Spatiotemporal data includes structured and unstructured data. Most data collected through IoT sensors is structured data. However, data such as point clouds or image data for constructing three-dimensional space falls under unstructured data. The format of spatio-temporal data plays a crucial role in selecting a data repository.
Real and Virtual Spaces Connection Through Data Hub
The core technology of digital twins lies in the mutual interaction between the physical and virtual spaces. To achieve this, a pathway connecting the physical and virtual space is needed. Data from the physical space collected through IoT sensors is synchronized with the virtual space, and the results obtained in the virtual space are reflected onto physical objects or people. The pathway that supports the interaction of digital twins is the Information Processing Layer.
The Information Processing Layer is the layer where the actual data interaction occurs to synchronize the two spaces. This layer's main roles are in data storage, processing, and data mapping. Firstly, all data generated in the real-world space and virtual space is stored and managed in the Information Processing Layer. The processing functions in the Information Processing Layer include data collection, preprocessing, analysis, mining, data fusion, and more.

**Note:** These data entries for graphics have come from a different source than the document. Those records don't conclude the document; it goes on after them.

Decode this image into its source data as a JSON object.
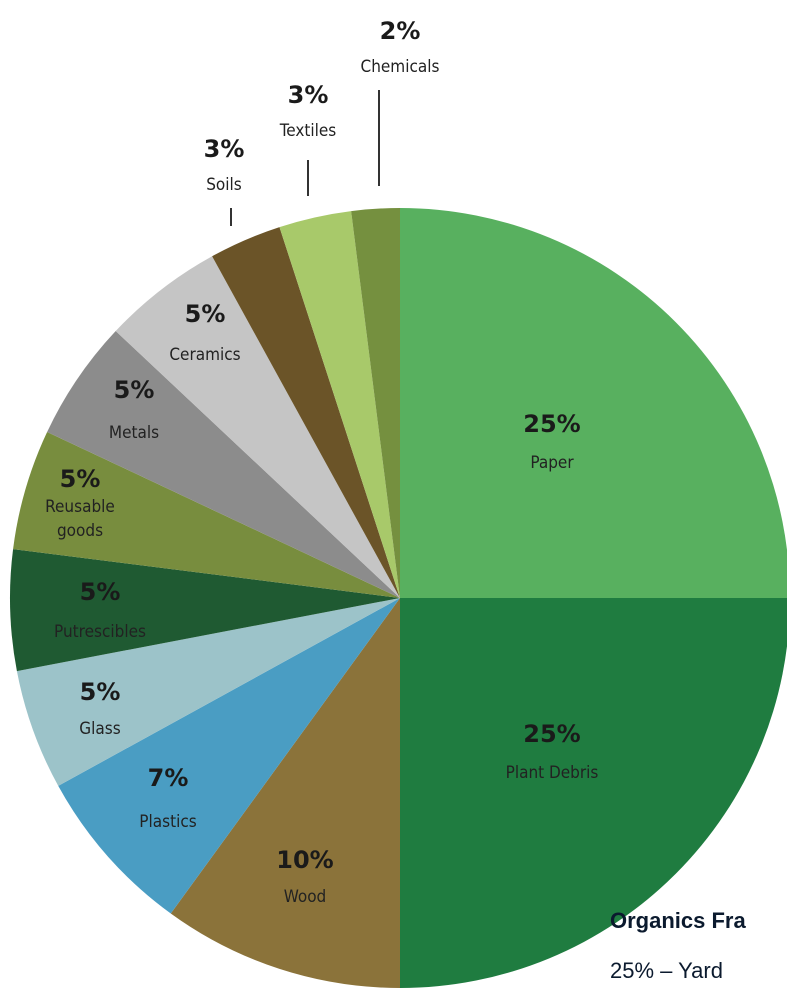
{
  "chart_data": {
    "type": "pie",
    "slices": [
      {
        "label": "Paper",
        "pct_label": "25%",
        "value": 25,
        "color": "#58b05f"
      },
      {
        "label": "Plant Debris",
        "pct_label": "25%",
        "value": 25,
        "color": "#1f7c40"
      },
      {
        "label": "Wood",
        "pct_label": "10%",
        "value": 10,
        "color": "#8b733a"
      },
      {
        "label": "Plastics",
        "pct_label": "7%",
        "value": 7,
        "color": "#4a9dc3"
      },
      {
        "label": "Glass",
        "pct_label": "5%",
        "value": 5,
        "color": "#9cc3c9"
      },
      {
        "label": "Putrescibles",
        "pct_label": "5%",
        "value": 5,
        "color": "#1f5a32"
      },
      {
        "label": "Reusable\ngoods",
        "pct_label": "5%",
        "value": 5,
        "color": "#788d3e"
      },
      {
        "label": "Metals",
        "pct_label": "5%",
        "value": 5,
        "color": "#8c8c8c"
      },
      {
        "label": "Ceramics",
        "pct_label": "5%",
        "value": 5,
        "color": "#c5c5c5"
      },
      {
        "label": "Soils",
        "pct_label": "3%",
        "value": 3,
        "color": "#6b5428"
      },
      {
        "label": "Textiles",
        "pct_label": "3%",
        "value": 3,
        "color": "#a8c96a"
      },
      {
        "label": "Chemicals",
        "pct_label": "2%",
        "value": 2,
        "color": "#75903f"
      }
    ]
  },
  "caption": {
    "title": "Organics Fra",
    "line2": "25% – Yard"
  }
}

Data mapping supports synchronization between the two spaces through correlation analysis and time series analysis of data between the two spaces. It is natural for companies and research institutions dealing with digital twin technology to show interest in technology related to data lakes or data hubs that connect the data pathway between the two spaces.

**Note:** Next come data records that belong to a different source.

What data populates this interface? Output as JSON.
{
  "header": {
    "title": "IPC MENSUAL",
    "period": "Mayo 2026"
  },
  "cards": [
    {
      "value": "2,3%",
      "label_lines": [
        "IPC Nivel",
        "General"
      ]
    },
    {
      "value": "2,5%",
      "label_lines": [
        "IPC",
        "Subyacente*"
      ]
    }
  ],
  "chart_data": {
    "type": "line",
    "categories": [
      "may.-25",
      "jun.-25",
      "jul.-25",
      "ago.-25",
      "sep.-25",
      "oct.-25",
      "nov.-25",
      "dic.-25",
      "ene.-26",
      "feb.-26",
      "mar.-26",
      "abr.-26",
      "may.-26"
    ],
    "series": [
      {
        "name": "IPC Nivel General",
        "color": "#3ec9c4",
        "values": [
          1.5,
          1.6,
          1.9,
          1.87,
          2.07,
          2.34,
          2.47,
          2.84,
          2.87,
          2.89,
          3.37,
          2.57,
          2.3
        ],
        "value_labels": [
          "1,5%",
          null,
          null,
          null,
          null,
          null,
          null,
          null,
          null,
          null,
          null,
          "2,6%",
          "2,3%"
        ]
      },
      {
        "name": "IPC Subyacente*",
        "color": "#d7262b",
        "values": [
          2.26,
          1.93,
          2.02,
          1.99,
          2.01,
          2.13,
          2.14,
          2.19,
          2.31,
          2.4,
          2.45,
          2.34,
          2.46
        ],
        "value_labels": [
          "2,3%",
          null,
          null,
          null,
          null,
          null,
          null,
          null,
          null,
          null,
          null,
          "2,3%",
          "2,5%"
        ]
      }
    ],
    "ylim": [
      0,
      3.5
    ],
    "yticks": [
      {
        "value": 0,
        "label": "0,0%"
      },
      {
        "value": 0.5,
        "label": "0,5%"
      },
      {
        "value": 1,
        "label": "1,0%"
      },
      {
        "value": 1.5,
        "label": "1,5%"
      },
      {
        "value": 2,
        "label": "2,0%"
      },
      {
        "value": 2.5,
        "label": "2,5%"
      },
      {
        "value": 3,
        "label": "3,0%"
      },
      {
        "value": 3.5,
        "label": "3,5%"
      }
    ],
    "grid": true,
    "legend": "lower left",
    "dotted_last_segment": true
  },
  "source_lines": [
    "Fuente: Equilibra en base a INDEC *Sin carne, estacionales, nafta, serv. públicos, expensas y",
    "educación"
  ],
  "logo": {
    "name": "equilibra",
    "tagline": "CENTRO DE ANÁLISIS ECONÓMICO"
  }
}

A data hub is a platform technology with applications in various fields that enables data collection, storage, management, processing, and analysis. One notable example is the Data Hub by Hitachi which serves as a foundation for building smart factories based on digital twin principles. It stores data produced in the real-world space, such as operational technology (OT) and information technology (IT) data, and enables its utilization in the virtual space. To achieve this, Hitachi has established a data hub capable of collecting, processing, and storing data.
The key functions of Hitachi's Data Hub include collection, refinement, storage, and management. It is designed to collect various types of data, manage the processing flow through a user interface (UI), and consider scalability for large-scale processing. Additionally, it establishes a data lake for storing and managing large volumes of structured or unstructured data.
Center of Digital Twin: Data
Digital twin encompasses a variety of data, generated in both physical and virtual spaces, and exchanged for interaction. To facilitate this, the information processing layer collects, stores, and manages data. It also plays a crucial role as a pathway for interaction between the real world and virtual spaces. Efficient handling of diverse spatiotemporal data in digital twins requires spatiotemporal computation functions from storage to analysis and simulation throughout various stages of digital twins. Therefore, data processing and storage technologies capable of handling vast and diverse types of data are essential and indispensable elements in the realm of digital twins.